Conflicto y asesinato

Lo sucedido debe servir para impulsar una nueva relación entre Gobierno y cooperativistas.

La Razón (Edición Impresa)

08:35 / 28 de agosto de 2016

Lo sucedido el jueves en Panduro, donde el viceministro de Régimen Interior Rodolfo Illanes y su edecán fueron secuestrados y luego torturados, causando la muerte del primero, por los cooperativistas que llevan semanas movilizados, debe ser un punto de inflexión no solo en el conflicto, sino también en la relación entre Gobierno y la minería cooperativizada.En efecto, las circunstancias de la muerte de la autoridad gubernamental, quien había llegado a la zona del conflicto (Panduro, localidad paceña cercana a la ciudad de Oruro) para intentar una negociación, muestran un cuadro de pérdida de control no solo de la fuerza pública, sino también de los propios mineros. La evidencia recolectada luego del levantamiento del cadáver apunta a que hubo una larga flagelación antes de que un golpe en la cabeza acabase con la vida del viceministro. Su edecán no perdió la vida, pero está hospitalizado y hay orden de no revelar su estado de salud.

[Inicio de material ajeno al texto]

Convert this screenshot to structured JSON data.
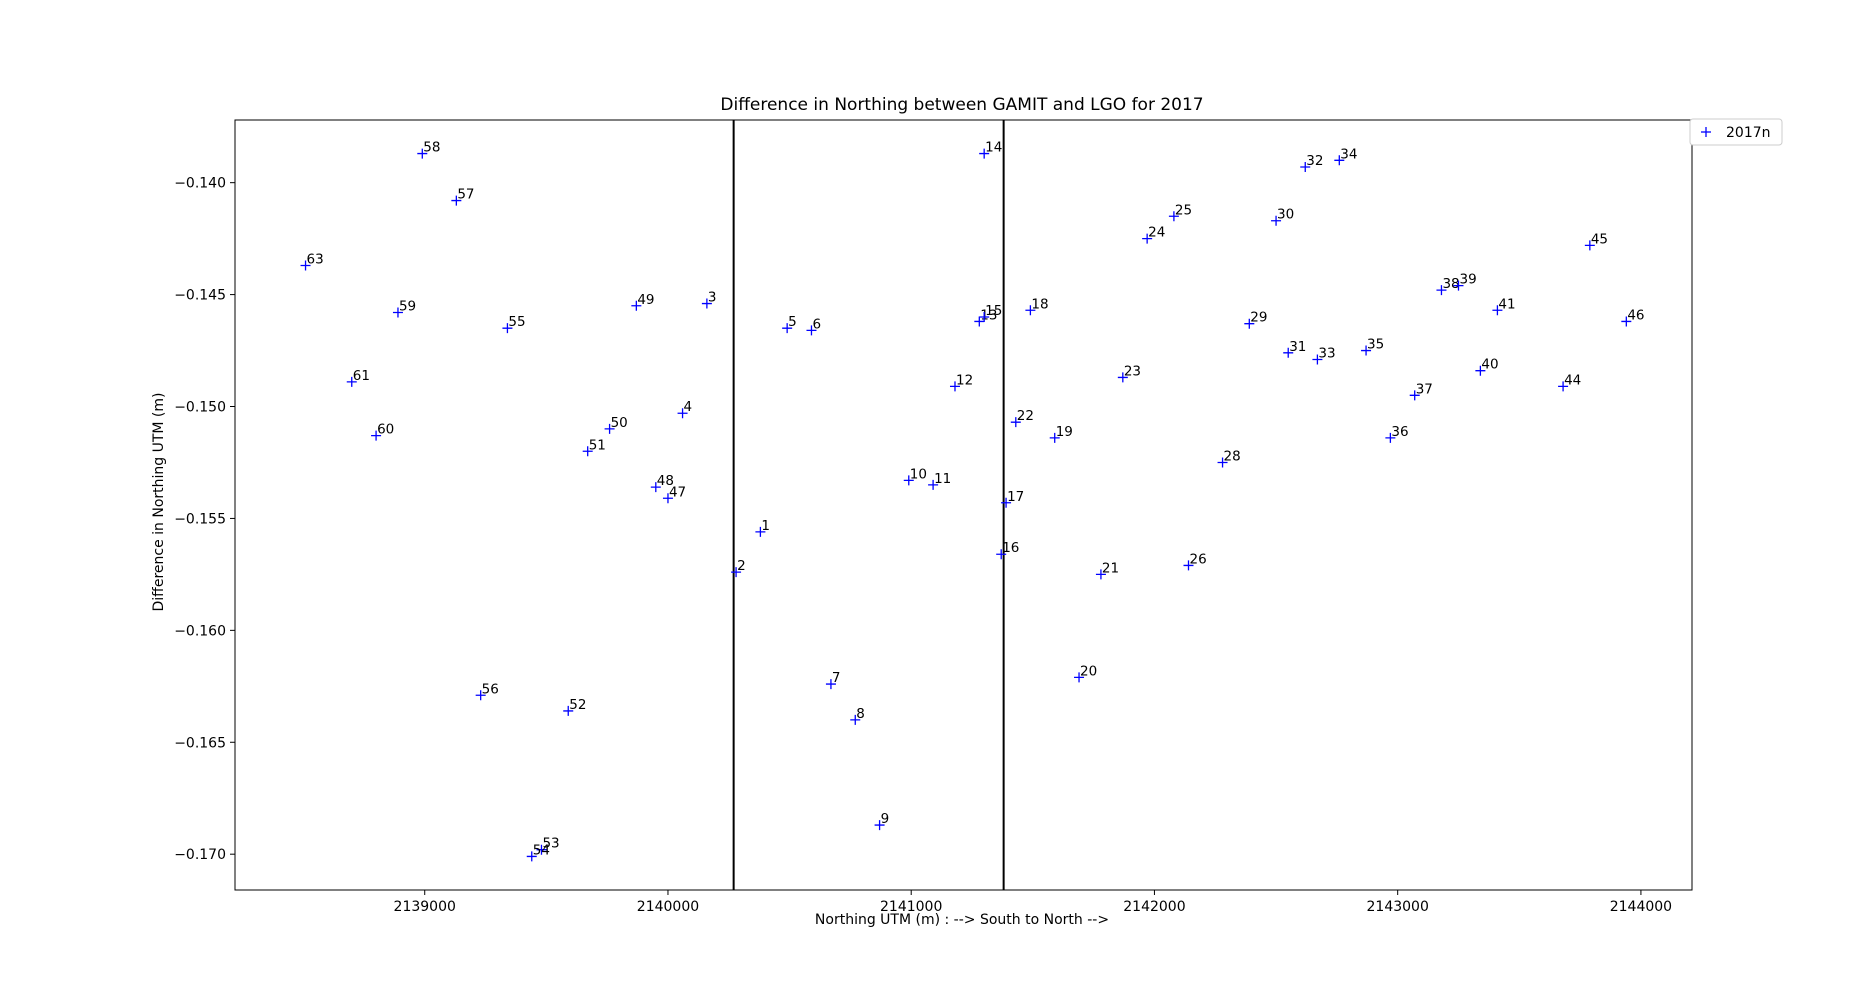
{
  "chart_data": {
    "type": "scatter",
    "title": "Difference in Northing between GAMIT and LGO for 2017",
    "xlabel": "Northing UTM (m) : --> South to North -->",
    "ylabel": "Difference in Northing UTM (m)",
    "xlim": [
      2138220,
      2144210
    ],
    "ylim": [
      -0.1716,
      -0.1372
    ],
    "xticks": [
      2139000,
      2140000,
      2141000,
      2142000,
      2143000,
      2144000
    ],
    "xtick_labels": [
      "2139000",
      "2140000",
      "2141000",
      "2142000",
      "2143000",
      "2144000"
    ],
    "yticks": [
      -0.14,
      -0.145,
      -0.15,
      -0.155,
      -0.16,
      -0.165,
      -0.17
    ],
    "ytick_labels": [
      "−0.140",
      "−0.145",
      "−0.150",
      "−0.155",
      "−0.160",
      "−0.165",
      "−0.170"
    ],
    "vlines": [
      2140270,
      2141380
    ],
    "marker": "+",
    "color": "#0000ff",
    "legend": {
      "label": "2017n",
      "placement": "upper-right-outside"
    },
    "series": [
      {
        "name": "2017n",
        "points": [
          {
            "label": "1",
            "x": 2140380,
            "y": -0.1556
          },
          {
            "label": "2",
            "x": 2140280,
            "y": -0.1574
          },
          {
            "label": "3",
            "x": 2140160,
            "y": -0.1454
          },
          {
            "label": "4",
            "x": 2140060,
            "y": -0.1503
          },
          {
            "label": "5",
            "x": 2140490,
            "y": -0.1465
          },
          {
            "label": "6",
            "x": 2140590,
            "y": -0.1466
          },
          {
            "label": "7",
            "x": 2140670,
            "y": -0.1624
          },
          {
            "label": "8",
            "x": 2140770,
            "y": -0.164
          },
          {
            "label": "9",
            "x": 2140870,
            "y": -0.1687
          },
          {
            "label": "10",
            "x": 2140990,
            "y": -0.1533
          },
          {
            "label": "11",
            "x": 2141090,
            "y": -0.1535
          },
          {
            "label": "12",
            "x": 2141180,
            "y": -0.1491
          },
          {
            "label": "13",
            "x": 2141280,
            "y": -0.1462
          },
          {
            "label": "14",
            "x": 2141300,
            "y": -0.1387
          },
          {
            "label": "15",
            "x": 2141300,
            "y": -0.146
          },
          {
            "label": "16",
            "x": 2141370,
            "y": -0.1566
          },
          {
            "label": "17",
            "x": 2141390,
            "y": -0.1543
          },
          {
            "label": "18",
            "x": 2141490,
            "y": -0.1457
          },
          {
            "label": "19",
            "x": 2141590,
            "y": -0.1514
          },
          {
            "label": "20",
            "x": 2141690,
            "y": -0.1621
          },
          {
            "label": "21",
            "x": 2141780,
            "y": -0.1575
          },
          {
            "label": "22",
            "x": 2141430,
            "y": -0.1507
          },
          {
            "label": "23",
            "x": 2141870,
            "y": -0.1487
          },
          {
            "label": "24",
            "x": 2141970,
            "y": -0.1425
          },
          {
            "label": "25",
            "x": 2142080,
            "y": -0.1415
          },
          {
            "label": "26",
            "x": 2142140,
            "y": -0.1571
          },
          {
            "label": "28",
            "x": 2142280,
            "y": -0.1525
          },
          {
            "label": "29",
            "x": 2142390,
            "y": -0.1463
          },
          {
            "label": "30",
            "x": 2142500,
            "y": -0.1417
          },
          {
            "label": "31",
            "x": 2142550,
            "y": -0.1476
          },
          {
            "label": "32",
            "x": 2142620,
            "y": -0.1393
          },
          {
            "label": "33",
            "x": 2142670,
            "y": -0.1479
          },
          {
            "label": "34",
            "x": 2142760,
            "y": -0.139
          },
          {
            "label": "35",
            "x": 2142870,
            "y": -0.1475
          },
          {
            "label": "36",
            "x": 2142970,
            "y": -0.1514
          },
          {
            "label": "37",
            "x": 2143070,
            "y": -0.1495
          },
          {
            "label": "38",
            "x": 2143180,
            "y": -0.1448
          },
          {
            "label": "39",
            "x": 2143250,
            "y": -0.1446
          },
          {
            "label": "40",
            "x": 2143340,
            "y": -0.1484
          },
          {
            "label": "41",
            "x": 2143410,
            "y": -0.1457
          },
          {
            "label": "44",
            "x": 2143680,
            "y": -0.1491
          },
          {
            "label": "45",
            "x": 2143790,
            "y": -0.1428
          },
          {
            "label": "46",
            "x": 2143940,
            "y": -0.1462
          },
          {
            "label": "47",
            "x": 2140000,
            "y": -0.1541
          },
          {
            "label": "48",
            "x": 2139950,
            "y": -0.1536
          },
          {
            "label": "49",
            "x": 2139870,
            "y": -0.1455
          },
          {
            "label": "50",
            "x": 2139760,
            "y": -0.151
          },
          {
            "label": "51",
            "x": 2139670,
            "y": -0.152
          },
          {
            "label": "52",
            "x": 2139590,
            "y": -0.1636
          },
          {
            "label": "53",
            "x": 2139480,
            "y": -0.1698
          },
          {
            "label": "54",
            "x": 2139440,
            "y": -0.1701
          },
          {
            "label": "55",
            "x": 2139340,
            "y": -0.1465
          },
          {
            "label": "56",
            "x": 2139230,
            "y": -0.1629
          },
          {
            "label": "57",
            "x": 2139130,
            "y": -0.1408
          },
          {
            "label": "58",
            "x": 2138990,
            "y": -0.1387
          },
          {
            "label": "59",
            "x": 2138890,
            "y": -0.1458
          },
          {
            "label": "60",
            "x": 2138800,
            "y": -0.1513
          },
          {
            "label": "61",
            "x": 2138700,
            "y": -0.1489
          },
          {
            "label": "63",
            "x": 2138510,
            "y": -0.1437
          }
        ]
      }
    ]
  }
}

Previsiblemente, el asesinato del viceministro ha causado gran conmoción, no solo en las partes en conflicto (los mineros levantaron su bloqueo el viernes), sino también en toda la sociedad, que no había visto semejantes extremos de violencia en la movilización de las organizaciones sociales desde la década de 1950, cuando un ministro fue victimado por organizaciones campesinas. Pero también provocó numerosas manifestaciones de repudio, tantas como llamamientos al diálogo y a reconocer que también hubo muertos en el bando de los movilizados, lo cual debe ser investigado hasta identificar a los culpables.

El Presidente del Estado, por su parte, hizo declaraciones dando a entender que el asesinato del viceministro y las circunstancias que llevaron a ese extremo tienen origen en intereses ajenos al gremio de los mineros cooperativizados, sugiriendo además que los medios de comunicación y la oposición alentaron el conflicto. Esta posición contradice a la manifestada días antes, cuando claramente acusó a los dirigentes de los cooperativistas de haberse convertido en empresarios dispuestos a hacer negocios con el capital transnacional y de vulnerar los derechos laborales de quienes trabajan para ellos.

Quienes han seguido el conflicto desde su inicio, cuando la Asamblea Legislativa aprobó una modificación a la Ley de Cooperativas que permite la creación de sindicatos de trabajadores, excepto en el ámbito de la minería cooperativizada, han podido percibir que el gremio se movilizó para exigir, de manera violenta, nuevos privilegios de parte del Gobierno, que desde siempre se ha mostrado generoso en exceso con ellos.

Es deseable que la tragedia del viceministro inspire en las autoridades una nueva actitud, no para causar daño a los mineros cooperativistas, sino para establecer nuevas reglas del juego, en las que ningún sector piense o sienta que puede estar por encima de las leyes y del resto de la sociedad.